After the morning coffee, we wore our sweaters and sneakers and started to walk to the Santa Barbara Church. It’s only a twenty-minute walk. It was chilly, and like yesterday morning, the sky was filled with a million of stars. Each one of them, holding a promise that everything is going to be alright. I looked at Chris who was beaming at the sky. “You need to watch where you’re walking, you know,” I reminded him. 
“Why should I? You would be there to catch me, right?” Before I answered to his teasing, I got distracted by people who were just coming out of their houses to walk to the Santa Barbara church. The Christmas tree wrapped in white lights, which we put in the middle of the Plaza still stood.The door of the church was open, where the melodious combination of the organ and the choir’s soft singing of “Hallelujah" made my throat hurts. Memories of Mom and Dad bringing me to church flashed and I got teary eyed. I wiped my eyes before Chris could see me. 

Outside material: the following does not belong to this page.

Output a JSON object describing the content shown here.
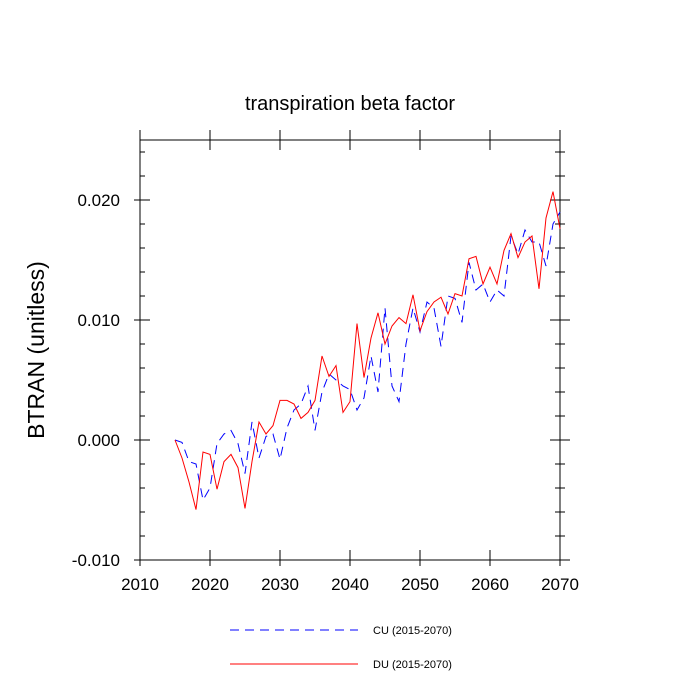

At the plaza, a few stands were selling Puto Bumbong or rice cakes inserted in small bamboo tubes. Covered with butter, Puto Bumbong is served in banana leaves. I wanted to drown from the smell of toasted Banana leaves from Bibingka, another type of rice cake that’s soft and spongy and cooked in clay pots. “This smells amazing!” Chris commented. 

“Come on, let’s have some. We still have ten minutes until the mass starts.”